Para Edith Piaf - Arquitetura Feminina





                                                Ilustração: Internet

 

( Non, je ne regrette rien...)

Meu espírito aprisionado na arquitetura feminina
Anseia habitar um corpo de aventuras; desejoso 

De invadir o desconhecido mundo. Fazer-se outro...
Capaz assim de viajar sozinho e no caminho
Desviar-se no aeroporto, mergulhar fundo,
Sem ouvir a última chamada para o avião. 

Partir...
Perder-se no saguão.
Fugir. 

Dormir até o pouso,
E então largar toda a bagagem,
E se encontrar entre desconhecidos; decidir mudar o rumo.
Só por prazer, sem lágrimas no Galeão.
Dessa autonomia desconheço o desafio.
Minhas saias nada me conferem,
Só a fragilidade da boca desenhada no batom

E um destino.
Se assim não fosse eu poderia, cercada de amigos,
Sair, dançar à noite -  ver nova paisagem-
Vasculhar o escondido, provar o que não provo.
Ter histórias, cicatrizes, nódoas, mágoas de amantes,
Lenços e saudades.
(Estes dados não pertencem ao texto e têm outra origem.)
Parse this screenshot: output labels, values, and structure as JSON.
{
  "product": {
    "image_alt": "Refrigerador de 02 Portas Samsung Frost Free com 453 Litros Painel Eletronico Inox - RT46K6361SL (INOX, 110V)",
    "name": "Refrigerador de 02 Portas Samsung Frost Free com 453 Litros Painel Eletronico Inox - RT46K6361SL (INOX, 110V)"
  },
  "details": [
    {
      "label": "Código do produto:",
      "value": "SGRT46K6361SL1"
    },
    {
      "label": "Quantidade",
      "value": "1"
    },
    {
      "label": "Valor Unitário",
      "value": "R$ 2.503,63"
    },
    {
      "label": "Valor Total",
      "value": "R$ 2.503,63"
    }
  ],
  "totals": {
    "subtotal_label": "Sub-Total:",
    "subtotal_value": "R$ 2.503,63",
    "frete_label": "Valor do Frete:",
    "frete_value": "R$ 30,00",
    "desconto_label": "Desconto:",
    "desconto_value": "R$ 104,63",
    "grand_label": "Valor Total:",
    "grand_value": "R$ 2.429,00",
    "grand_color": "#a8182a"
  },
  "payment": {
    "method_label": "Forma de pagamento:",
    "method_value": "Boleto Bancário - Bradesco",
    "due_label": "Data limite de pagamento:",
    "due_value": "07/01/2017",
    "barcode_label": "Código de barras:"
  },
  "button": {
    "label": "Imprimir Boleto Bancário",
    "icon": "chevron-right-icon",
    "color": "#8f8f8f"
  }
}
Ilusões e prantos,

Mas sou antiga como d'antes...

Mas, senhora afeita ao doméstico canto,
Repito-me na repetição de minha mãe;
Refaço a alma na costura de meninas,
Desejando o jeito livre de querer:
Muitos países, outras pessoas, distantes línguas.
Romper com o dia, me despertar na noite.
Ouvir muitas histórias...  Acontecer comigo.
Ficar no bar, fumar, tossir, me embebedar...
Ai de mim, cordata senhora, protegida no abrigo.
Conciliadora, maternal. Na pátria dormindo.
Sistemática, ajustada eu  sempre sigo,
Na prevista performance de primeiro

Ter o sol e ao fim do dia a lua.
Nada imprevisível; circunspecta senhora.
Espectadora, dócil, contida atriz...
Eu sei que existe o mundo da Abrantes.
Precisaria romper a proposta da casa,
De acordar, de arrumar, de cozinhar e pôr a mesa,
De alimentar, de repetir-se a mãe, a vó na filha,
Tecidas todas no milenar projeto. O feminino... 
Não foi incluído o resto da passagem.